The flap swirling around the Apple iPhone 4 antenna and Steve Jobs' defense of the device may have delayed a long-rumored move to Verizon Wireless, according to an analyst.
Many analysts and press reports have the iPhone as a lock coming to Verizon Wireless in the first quarter of 2011. But Piper Jaffray analyst Christopher Larsen says the Verizon-iPhone connection may not be that strong following antennagate---or whatever you want to call it (all iPhone coverage, Apple video sans press Q&A).
Larsen handicaps the carrier reaction to Apple's iPhone 4 defense on Friday. In a nutshell, Apple's performance was good for AT&T since it deflected attention from the carrier's network. For Verizon Wireless, Apple's performance may give it pause before adding the iPhone to its lineup. Larsen writes in a research note:
For AT&T, we think all the attention on Apple has actually relieved some network image pressure, but, the bigger telecom impact from this fiasco could be on Verizon customers waiting for their own device.
Verizon has historically been known for having a very rigorous qualification process to get phones on its network (years ago, it took Nokia two years to get a phone qualified.). Over time, Verizon has also been known for having phones later than other carriers – often due to demanding tests being completed by Verizon network engineers.

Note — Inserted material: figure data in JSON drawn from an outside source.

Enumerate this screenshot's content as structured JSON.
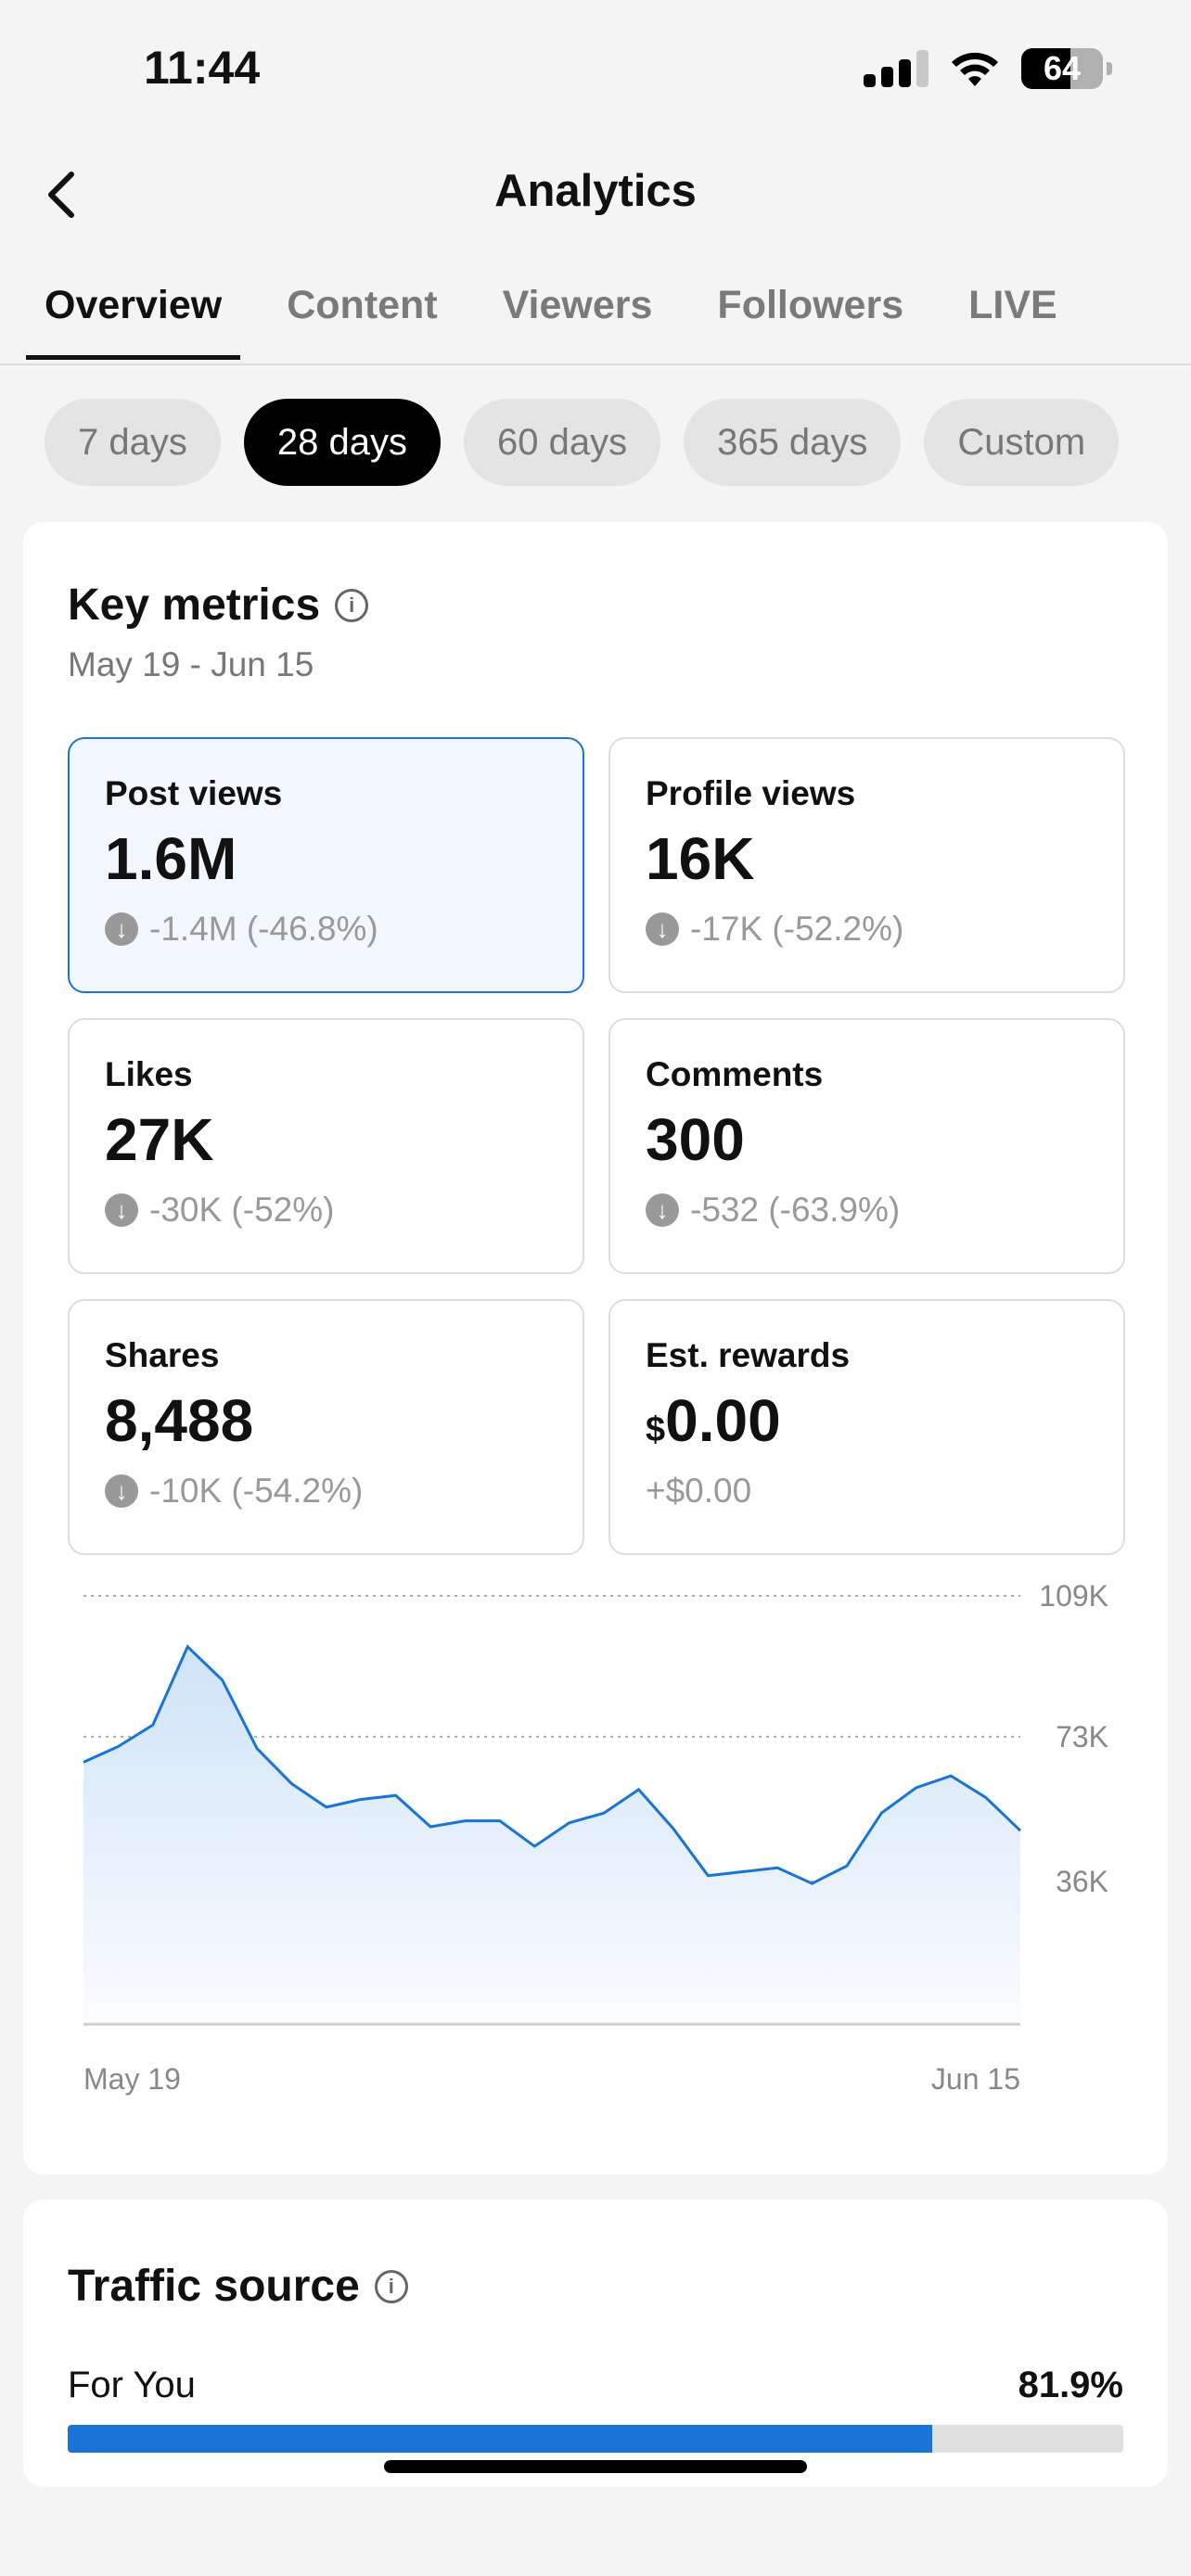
{
  "status": {
    "time": "11:44",
    "battery": "64"
  },
  "header": {
    "title": "Analytics"
  },
  "tabs": [
    "Overview",
    "Content",
    "Viewers",
    "Followers",
    "LIVE"
  ],
  "ranges": [
    "7 days",
    "28 days",
    "60 days",
    "365 days",
    "Custom"
  ],
  "key_metrics": {
    "title": "Key metrics",
    "range": "May 19 - Jun 15",
    "metrics": [
      {
        "label": "Post views",
        "value": "1.6M",
        "delta": "-1.4M (-46.8%)"
      },
      {
        "label": "Profile views",
        "value": "16K",
        "delta": "-17K (-52.2%)"
      },
      {
        "label": "Likes",
        "value": "27K",
        "delta": "-30K (-52%)"
      },
      {
        "label": "Comments",
        "value": "300",
        "delta": "-532 (-63.9%)"
      },
      {
        "label": "Shares",
        "value": "8,488",
        "delta": "-10K (-54.2%)"
      },
      {
        "label": "Est. rewards",
        "currency": "$",
        "value": "0.00",
        "delta": "+$0.00"
      }
    ]
  },
  "chart_data": {
    "type": "area",
    "series": [
      {
        "name": "Post views",
        "values": [
          66.5,
          70.5,
          76,
          96,
          87.5,
          70,
          61,
          55,
          57,
          58,
          50,
          51.5,
          51.5,
          45,
          51,
          53.5,
          59.5,
          49.5,
          37.5,
          38.5,
          39.5,
          35.5,
          40,
          53.5,
          60,
          63,
          57.5,
          49
        ]
      }
    ],
    "x_labels": [
      "May 19",
      "Jun 15"
    ],
    "y_ticks": [
      "109K",
      "73K",
      "36K"
    ],
    "y_tick_values": [
      109,
      73,
      36
    ],
    "ylim": [
      0,
      109
    ],
    "unit": "K",
    "color": "#1a73d6"
  },
  "traffic": {
    "title": "Traffic source",
    "items": [
      {
        "label": "For You",
        "value": "81.9%",
        "fraction": 0.819
      }
    ]
  }
}
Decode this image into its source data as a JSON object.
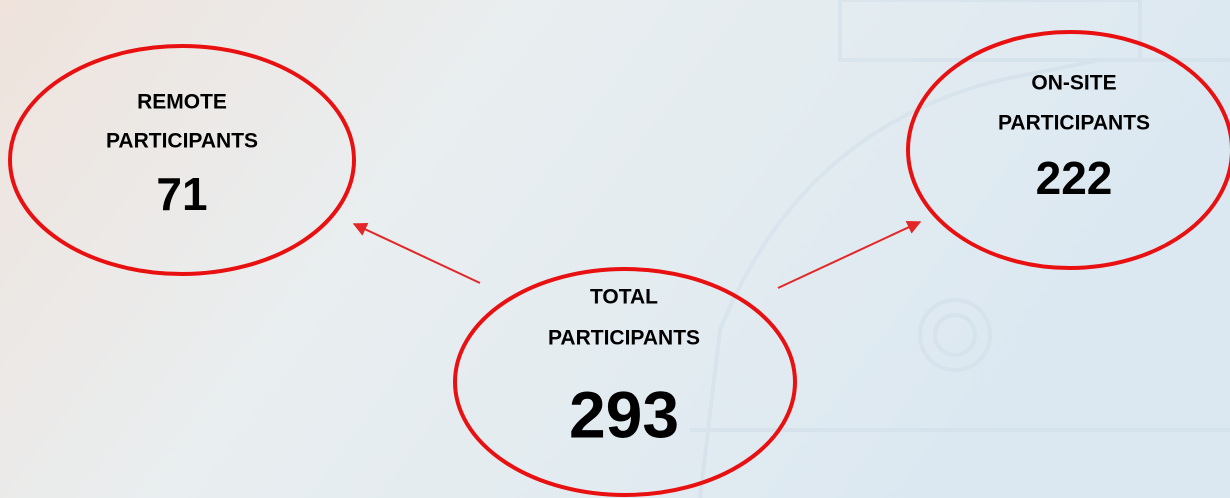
{
  "nodes": [
    {
      "label": [
        "REMOTE",
        "PARTICIPANTS"
      ],
      "value": 71
    },
    {
      "label": [
        "ON-SITE",
        "PARTICIPANTS"
      ],
      "value": 222
    },
    {
      "label": [
        "TOTAL",
        "PARTICIPANTS"
      ],
      "value": 293
    }
  ]
}
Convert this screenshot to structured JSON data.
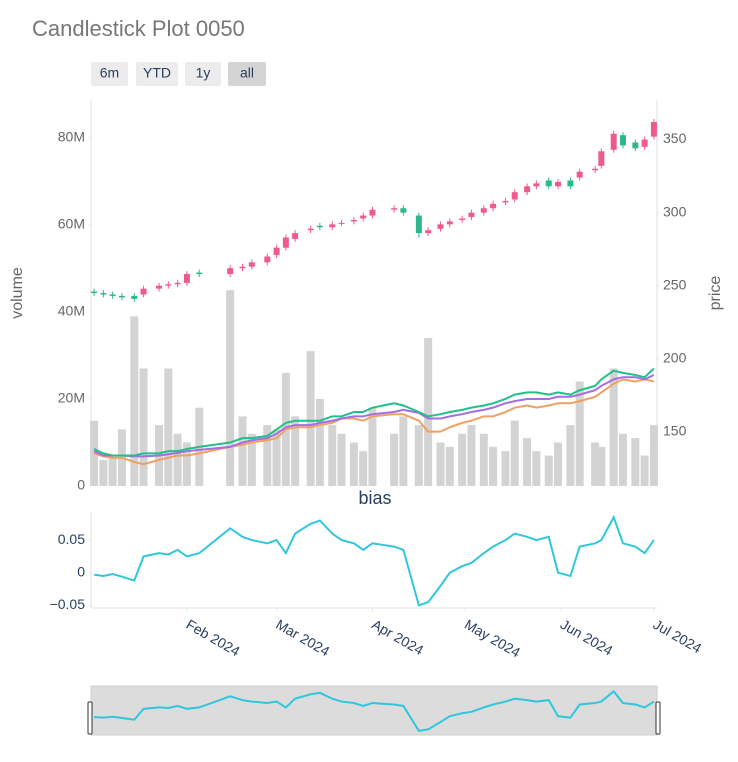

While we can never know for sure, it is possible that this strict testing has helped Verizon maintain its strong network image (if all of Verizon’s phones are better tuned and engineered to not drop calls, then the network would appear better).
That's an interesting point that lends credence to the emerging "Verizon doesn't need the iPhone" argument. Larsen continues:
With huge apparent pent-up demand for a Verizon iPhone, we would have thought that Verizon would take any iPhone given to it and sell it immediately in order to maintain and win share. Then, this spring brought the second generation of Droid phones (the Incredible and, now, the X) – both of which appear to have given Verizon a stronger competitive response to the iPhone (one that has better economics to Verizon than an iPhone likely would). Now we have the iPhone antenna issue putting a damper on the device and potentially giving more strength to the Android platform.
The kicker? Verizon Wireless may not take the iPhone unconditionally and that will delay Apple's debut on the network. Now Larsen still argues that the iPhone will appear on Verizon---just not as fast as the current odds show.
Add all of this up and we can connect a few dots if Larsen's iPhone-to-Verizon delay theory sticks:
Android has more runway to gain share since Verizon's marketing heft will remain all about the Droids;
Verizon---after years of marketing against AT&T's network---may be having second thoughts about Apple;
Apple could benefit from all of this in the long run. Let's just say Verizon Wireless takes the iPhone 4 as currently constructed---even without the bumper. Verizon's tests may go farther than an evidence put up by Apple last week if you assume that AT&T will take any iPhone thrown its way.